Or, si l’individu contemporain et son avatar fictionnel, le personnage contemporain, sont privés des repères, des forces et des certitudes qui motivaient l’individu moderne, sont-ils pour autant dépourvus de grandeur et d’héroïsme ? Ne serait-ce pas, justement, au coeur du chaos, de l’éclatement, de l’incertitude, du vide ou de l’absence qu’ils seraient le plus aptes à révéler leurs véritables forces ? Autrement dit, le personnage contemporain est-il seulement victime de son manque d’envergure et des effets pervers du présentisme (celui-ci l’empêchant de rêver à un quelconque avenir glorieux pour lui-même et ses semblables, englué qu’il est dans un présent trop présent[9]), ou bien n’existerait-il pas encore des personnages capables de susciter l’admiration du lecteur par des gestes héroïques en minuscule et qui, ce faisant, mériteraient le statut — même fragile — de héros ? C’est en partant de cette interrogation et à partir principalement de l’exemple de Du bon usage des étoiles de Dominique Fortier[10], puis d’Immobile de Ying Chen[11] et de La respiration du monde de Marie-Pascale Huglo[12] que j’aimerais poser l’hypothèse que, si une telle figure existe dans la littérature québécoise actuelle, c’est dans son rapport particulier au temps qu’elle est le plus susceptible de se révéler. D’un point de vue strictement méthodologique, j’aimerais surtout tenter de comprendre ce qui pourrait caractériser le héros « contemporain » en le définissant dans un premier temps par rapport à ce contre-modèle qu’est le héros moderne, non pas tel qu’il a pu réellement exister dans la littérature antérieure, mais tel qu’il se retrouve dans le roman de Fortier, et pour qui l’expérience du temps et de l’Histoire est assurément différente. On verra que c’est dans ce rapport antagonique, qui permet de confronter deux expériences du monde et du temps, qu’un certain héroïsme se révèle, soit celui d’une expérience de « l’immobilité » qu’il s’agira, dans un deuxième temps, de caractériser à l’aide des romans de Chen et de Huglo.

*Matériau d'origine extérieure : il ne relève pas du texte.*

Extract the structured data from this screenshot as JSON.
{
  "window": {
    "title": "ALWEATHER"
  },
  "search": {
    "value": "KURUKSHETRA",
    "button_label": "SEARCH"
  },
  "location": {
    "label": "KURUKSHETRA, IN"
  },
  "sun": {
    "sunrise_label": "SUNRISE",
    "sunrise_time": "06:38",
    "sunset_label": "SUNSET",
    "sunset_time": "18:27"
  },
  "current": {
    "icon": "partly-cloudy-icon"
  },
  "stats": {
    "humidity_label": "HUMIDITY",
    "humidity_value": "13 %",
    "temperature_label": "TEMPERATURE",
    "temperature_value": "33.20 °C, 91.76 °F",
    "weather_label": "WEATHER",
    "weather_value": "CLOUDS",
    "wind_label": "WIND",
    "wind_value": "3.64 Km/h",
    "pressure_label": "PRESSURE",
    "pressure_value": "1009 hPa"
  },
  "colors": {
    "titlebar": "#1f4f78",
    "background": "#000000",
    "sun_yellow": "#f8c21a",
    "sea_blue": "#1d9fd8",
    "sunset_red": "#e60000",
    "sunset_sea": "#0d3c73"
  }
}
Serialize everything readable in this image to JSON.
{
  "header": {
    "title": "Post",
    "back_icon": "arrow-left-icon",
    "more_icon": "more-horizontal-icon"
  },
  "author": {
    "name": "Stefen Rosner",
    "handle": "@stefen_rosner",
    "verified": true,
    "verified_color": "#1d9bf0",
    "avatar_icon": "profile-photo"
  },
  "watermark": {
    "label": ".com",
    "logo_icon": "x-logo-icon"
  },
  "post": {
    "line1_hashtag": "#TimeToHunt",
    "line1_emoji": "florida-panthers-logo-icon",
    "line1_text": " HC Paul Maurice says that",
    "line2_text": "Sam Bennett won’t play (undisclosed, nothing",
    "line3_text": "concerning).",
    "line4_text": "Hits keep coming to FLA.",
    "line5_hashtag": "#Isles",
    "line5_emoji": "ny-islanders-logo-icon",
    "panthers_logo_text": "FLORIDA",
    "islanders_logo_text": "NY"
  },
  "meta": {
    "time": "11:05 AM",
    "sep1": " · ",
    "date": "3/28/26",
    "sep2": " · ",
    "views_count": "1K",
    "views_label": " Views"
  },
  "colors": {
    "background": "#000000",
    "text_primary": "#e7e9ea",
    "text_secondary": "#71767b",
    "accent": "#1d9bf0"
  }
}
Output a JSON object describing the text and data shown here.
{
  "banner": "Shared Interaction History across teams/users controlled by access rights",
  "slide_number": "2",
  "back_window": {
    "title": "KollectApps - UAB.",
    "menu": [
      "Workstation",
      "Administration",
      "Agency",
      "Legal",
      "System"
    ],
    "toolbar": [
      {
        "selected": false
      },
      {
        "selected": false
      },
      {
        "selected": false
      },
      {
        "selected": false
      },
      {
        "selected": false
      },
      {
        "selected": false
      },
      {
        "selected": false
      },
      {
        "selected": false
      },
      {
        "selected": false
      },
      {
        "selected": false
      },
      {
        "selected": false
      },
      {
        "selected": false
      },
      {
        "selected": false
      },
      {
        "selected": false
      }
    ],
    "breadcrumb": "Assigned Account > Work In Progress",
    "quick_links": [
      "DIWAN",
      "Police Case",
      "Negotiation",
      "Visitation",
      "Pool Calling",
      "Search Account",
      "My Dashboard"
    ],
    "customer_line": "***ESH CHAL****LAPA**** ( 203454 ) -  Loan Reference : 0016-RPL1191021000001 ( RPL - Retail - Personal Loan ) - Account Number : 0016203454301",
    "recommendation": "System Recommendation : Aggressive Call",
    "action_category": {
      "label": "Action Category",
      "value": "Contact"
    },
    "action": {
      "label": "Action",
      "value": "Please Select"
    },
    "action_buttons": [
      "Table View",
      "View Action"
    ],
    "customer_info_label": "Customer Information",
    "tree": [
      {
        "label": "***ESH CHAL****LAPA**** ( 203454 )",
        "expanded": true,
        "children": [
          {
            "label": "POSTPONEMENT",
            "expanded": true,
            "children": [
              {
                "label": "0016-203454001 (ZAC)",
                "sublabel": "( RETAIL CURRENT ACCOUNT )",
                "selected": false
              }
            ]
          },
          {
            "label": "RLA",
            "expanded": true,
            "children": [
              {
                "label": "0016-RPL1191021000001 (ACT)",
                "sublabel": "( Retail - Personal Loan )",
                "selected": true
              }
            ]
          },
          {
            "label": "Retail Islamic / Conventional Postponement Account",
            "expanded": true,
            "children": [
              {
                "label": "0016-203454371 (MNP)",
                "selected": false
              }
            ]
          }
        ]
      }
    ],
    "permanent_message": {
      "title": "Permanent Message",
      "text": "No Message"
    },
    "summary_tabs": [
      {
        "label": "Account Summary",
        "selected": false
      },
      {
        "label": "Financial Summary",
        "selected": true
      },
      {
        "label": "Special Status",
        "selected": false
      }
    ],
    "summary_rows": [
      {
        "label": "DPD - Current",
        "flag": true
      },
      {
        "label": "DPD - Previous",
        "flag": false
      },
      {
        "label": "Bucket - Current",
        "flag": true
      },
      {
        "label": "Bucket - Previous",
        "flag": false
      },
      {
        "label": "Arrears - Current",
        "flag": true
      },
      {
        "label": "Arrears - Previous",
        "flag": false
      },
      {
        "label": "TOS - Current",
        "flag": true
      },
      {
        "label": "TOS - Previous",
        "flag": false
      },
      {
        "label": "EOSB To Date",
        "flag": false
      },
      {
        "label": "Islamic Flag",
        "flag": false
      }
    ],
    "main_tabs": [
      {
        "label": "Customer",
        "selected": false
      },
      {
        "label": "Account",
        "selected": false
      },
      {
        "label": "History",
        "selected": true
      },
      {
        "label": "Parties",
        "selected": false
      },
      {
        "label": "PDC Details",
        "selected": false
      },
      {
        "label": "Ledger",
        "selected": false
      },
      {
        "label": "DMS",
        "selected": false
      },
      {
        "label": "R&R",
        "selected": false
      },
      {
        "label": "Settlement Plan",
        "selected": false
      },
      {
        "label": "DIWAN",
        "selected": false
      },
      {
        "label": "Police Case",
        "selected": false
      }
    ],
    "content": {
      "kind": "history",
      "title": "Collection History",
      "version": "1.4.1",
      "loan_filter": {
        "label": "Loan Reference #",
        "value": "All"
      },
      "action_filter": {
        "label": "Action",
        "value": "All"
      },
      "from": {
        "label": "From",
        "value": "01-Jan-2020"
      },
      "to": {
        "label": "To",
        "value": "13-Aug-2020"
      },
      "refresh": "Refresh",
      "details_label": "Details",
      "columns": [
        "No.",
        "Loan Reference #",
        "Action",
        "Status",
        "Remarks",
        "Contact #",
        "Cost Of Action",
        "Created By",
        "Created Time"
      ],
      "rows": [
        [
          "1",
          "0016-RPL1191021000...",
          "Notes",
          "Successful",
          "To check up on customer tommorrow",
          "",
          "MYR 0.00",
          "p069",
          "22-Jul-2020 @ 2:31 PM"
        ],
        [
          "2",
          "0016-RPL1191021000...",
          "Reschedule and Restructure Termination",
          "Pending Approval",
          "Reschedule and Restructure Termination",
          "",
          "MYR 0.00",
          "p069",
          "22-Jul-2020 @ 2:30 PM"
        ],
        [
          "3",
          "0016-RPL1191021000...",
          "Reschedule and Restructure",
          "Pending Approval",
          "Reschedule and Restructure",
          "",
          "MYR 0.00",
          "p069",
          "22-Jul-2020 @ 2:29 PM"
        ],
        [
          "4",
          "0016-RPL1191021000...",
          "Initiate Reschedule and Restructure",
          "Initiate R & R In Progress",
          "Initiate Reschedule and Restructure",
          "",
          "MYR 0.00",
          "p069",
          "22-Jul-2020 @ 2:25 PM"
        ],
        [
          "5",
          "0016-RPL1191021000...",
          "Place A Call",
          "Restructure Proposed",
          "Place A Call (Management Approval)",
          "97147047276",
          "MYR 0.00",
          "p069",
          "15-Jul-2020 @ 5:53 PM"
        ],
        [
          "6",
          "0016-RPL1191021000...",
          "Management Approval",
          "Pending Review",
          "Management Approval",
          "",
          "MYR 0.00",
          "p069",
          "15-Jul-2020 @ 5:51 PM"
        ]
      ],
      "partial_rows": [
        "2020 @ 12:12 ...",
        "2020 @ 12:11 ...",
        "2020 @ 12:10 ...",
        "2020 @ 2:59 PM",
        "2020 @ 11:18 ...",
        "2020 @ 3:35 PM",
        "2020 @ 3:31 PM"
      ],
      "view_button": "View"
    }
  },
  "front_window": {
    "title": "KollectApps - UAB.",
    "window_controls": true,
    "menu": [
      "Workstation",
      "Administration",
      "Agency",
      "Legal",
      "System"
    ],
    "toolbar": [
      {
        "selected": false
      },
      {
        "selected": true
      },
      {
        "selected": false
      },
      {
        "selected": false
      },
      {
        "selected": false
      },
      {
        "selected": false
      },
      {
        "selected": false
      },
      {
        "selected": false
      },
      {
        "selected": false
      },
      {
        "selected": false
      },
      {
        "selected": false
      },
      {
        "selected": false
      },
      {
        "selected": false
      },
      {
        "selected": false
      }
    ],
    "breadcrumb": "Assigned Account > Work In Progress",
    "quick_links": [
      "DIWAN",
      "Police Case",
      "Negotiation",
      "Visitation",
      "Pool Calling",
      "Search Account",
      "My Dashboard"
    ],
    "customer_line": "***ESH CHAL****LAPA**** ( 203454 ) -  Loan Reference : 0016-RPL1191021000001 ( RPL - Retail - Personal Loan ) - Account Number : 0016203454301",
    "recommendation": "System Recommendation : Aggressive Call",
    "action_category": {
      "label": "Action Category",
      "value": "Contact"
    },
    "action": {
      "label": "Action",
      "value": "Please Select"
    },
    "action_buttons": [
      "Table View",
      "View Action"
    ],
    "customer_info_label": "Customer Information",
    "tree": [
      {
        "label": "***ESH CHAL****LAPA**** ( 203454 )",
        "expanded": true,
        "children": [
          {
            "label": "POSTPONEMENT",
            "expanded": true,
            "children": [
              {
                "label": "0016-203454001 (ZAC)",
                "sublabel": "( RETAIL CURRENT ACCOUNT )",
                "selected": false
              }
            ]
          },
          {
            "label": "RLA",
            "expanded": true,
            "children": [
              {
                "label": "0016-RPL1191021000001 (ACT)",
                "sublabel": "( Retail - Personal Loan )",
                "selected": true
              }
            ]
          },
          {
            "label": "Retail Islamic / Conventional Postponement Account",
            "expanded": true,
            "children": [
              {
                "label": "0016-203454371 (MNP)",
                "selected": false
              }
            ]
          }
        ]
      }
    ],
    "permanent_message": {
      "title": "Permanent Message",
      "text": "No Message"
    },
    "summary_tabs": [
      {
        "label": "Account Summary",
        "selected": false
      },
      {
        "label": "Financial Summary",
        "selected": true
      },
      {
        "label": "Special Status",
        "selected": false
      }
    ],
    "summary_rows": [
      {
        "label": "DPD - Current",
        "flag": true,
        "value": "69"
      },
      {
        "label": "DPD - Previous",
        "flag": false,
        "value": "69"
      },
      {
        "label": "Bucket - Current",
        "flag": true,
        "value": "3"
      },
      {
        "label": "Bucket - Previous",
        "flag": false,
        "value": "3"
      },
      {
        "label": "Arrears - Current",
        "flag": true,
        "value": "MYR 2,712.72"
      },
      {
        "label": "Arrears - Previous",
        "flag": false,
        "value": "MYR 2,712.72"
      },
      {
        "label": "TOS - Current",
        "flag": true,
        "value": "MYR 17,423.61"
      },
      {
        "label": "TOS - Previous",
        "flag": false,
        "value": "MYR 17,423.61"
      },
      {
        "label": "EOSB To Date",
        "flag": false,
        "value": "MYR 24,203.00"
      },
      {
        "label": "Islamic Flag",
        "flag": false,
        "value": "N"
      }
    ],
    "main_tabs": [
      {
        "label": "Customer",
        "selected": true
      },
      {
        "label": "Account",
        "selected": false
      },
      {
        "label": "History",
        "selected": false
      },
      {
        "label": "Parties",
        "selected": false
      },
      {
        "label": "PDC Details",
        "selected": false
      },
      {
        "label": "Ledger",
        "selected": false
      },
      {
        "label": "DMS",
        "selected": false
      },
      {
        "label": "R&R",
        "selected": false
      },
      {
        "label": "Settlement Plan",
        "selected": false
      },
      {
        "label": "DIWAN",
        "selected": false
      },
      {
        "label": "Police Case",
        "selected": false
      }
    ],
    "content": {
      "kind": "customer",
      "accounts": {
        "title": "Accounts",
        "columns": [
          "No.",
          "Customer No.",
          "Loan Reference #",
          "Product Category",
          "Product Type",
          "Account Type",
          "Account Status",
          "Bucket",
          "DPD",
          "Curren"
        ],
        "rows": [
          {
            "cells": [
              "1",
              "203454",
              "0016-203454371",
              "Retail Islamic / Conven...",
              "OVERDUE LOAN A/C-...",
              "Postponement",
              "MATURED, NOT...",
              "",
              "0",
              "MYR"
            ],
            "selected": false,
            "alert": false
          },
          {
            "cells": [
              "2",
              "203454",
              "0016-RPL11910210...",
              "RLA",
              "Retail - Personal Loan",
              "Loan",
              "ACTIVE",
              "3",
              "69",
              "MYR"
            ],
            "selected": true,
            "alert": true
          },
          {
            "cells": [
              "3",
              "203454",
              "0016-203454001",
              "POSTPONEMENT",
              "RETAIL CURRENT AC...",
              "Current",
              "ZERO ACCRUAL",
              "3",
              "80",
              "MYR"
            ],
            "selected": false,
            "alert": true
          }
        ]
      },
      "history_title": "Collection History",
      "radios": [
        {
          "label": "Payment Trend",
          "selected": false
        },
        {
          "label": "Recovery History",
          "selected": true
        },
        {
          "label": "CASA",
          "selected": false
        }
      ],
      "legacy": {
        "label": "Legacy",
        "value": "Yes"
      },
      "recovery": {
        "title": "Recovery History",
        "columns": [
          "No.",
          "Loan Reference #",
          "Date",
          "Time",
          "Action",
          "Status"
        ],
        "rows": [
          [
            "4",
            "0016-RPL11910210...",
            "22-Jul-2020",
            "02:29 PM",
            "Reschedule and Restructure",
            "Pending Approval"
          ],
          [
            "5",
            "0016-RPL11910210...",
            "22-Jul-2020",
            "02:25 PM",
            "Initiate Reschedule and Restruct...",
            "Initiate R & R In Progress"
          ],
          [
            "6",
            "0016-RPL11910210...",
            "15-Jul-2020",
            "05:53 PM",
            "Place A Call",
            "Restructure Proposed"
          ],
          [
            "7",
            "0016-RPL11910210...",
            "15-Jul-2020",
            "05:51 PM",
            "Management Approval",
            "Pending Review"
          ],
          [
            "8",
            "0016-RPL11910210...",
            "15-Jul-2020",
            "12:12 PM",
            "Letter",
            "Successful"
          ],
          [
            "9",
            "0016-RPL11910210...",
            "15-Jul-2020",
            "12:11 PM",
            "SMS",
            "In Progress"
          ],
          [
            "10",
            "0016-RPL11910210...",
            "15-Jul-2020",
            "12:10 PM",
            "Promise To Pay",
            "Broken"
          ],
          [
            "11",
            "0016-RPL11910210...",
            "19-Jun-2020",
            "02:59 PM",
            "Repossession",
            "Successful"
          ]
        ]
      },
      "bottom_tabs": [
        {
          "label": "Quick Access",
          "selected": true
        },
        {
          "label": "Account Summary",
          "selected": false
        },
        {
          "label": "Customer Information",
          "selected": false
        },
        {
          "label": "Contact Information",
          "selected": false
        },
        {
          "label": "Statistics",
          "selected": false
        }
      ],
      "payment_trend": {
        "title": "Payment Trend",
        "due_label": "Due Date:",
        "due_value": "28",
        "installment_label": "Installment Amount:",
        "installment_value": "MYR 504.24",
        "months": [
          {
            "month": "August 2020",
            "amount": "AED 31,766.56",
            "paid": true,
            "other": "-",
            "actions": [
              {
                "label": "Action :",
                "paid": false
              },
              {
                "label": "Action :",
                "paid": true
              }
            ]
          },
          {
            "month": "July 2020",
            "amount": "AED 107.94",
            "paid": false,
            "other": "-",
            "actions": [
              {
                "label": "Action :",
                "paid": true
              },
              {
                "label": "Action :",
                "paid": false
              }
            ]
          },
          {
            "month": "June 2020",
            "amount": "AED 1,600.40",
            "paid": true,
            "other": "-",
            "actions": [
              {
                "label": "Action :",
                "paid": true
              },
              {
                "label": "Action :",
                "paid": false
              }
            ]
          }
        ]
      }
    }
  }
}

À LA RECHERCHE DE POINTS DE REPÈRE

Racontant, en alternance, l’aventure désastreuse de l’expédition Franklin à la découverte du mythique passage du Nord-Ouest ainsi que la vie des femmes restées en Angleterre (la femme de Franklin, lady Jane, et sa nièce, Sophia, de qui Francis Crozier, second de John Franklin, est secrètement amoureux), le roman Du bon usage des étoiles est d’abord remarquable par son usage de la fragmentation narrative. En effet, il mélange plusieurs modalités énonciatives et plusieurs formes génériques (récit, poèmes, journaux, théâtre, partitions de musique, etc.), entremêlant ainsi les récits et les discours, qu’ils soient réels ou fictionnels, scientifiques ou populaires. Cependant, même si Fortier nous donne à voir plusieurs de ses sources, tant à même la trame romanesque que dans la « note de l’auteur » placée à la toute fin, elle ne cherche pas à asseoir son autorité en tant que romancière de l’Histoire ou à nous faire croire à la vérité de sa fiction. Plutôt, cette exhibition des sources participe, dans une logique tout à fait contemporaine, d’une remise en question de l’Histoire comme récit totalisant, récit objectif, capable de saisir LA vérité dans un récit unifié. Autrement dit, l’éclatement narratif de ce roman donne à voir les archives et les documents comme autant d’artéfacts de l’aventure racontée, mais aussi du mythe qu’elle constitue désormais dans l’imaginaire. En ce sens, le roman de Fortier se situe du côté du roman historique proprement « contemporain » — et non pas du côté du roman historique traditionnel qui, pour emprunter à la distinction proposée par Pierre-Paul Ferland, « entend être jugé entre autres pour la part qu’il donne à son exactitude factuelle[13] », à sa capacité à rendre l’Histoire vivante tout en respectant le matériau de base. Plutôt, il « va chercher […] à scander, au moyen d’artifices ludiques, la fragilité, voire l’obsolescence de ce savoir soi-disant objectif sur lequel les nations fondent leur unité grâce à divers mythes fondateurs[14] ». Ainsi, Du bon usage des étoiles se situe à mi-chemin entre l’Histoire et la littérature, mais, comme j’ai tenté de le montrer ailleurs, c’est le jeu littéraire qui prédomine sur l’ensemble[15].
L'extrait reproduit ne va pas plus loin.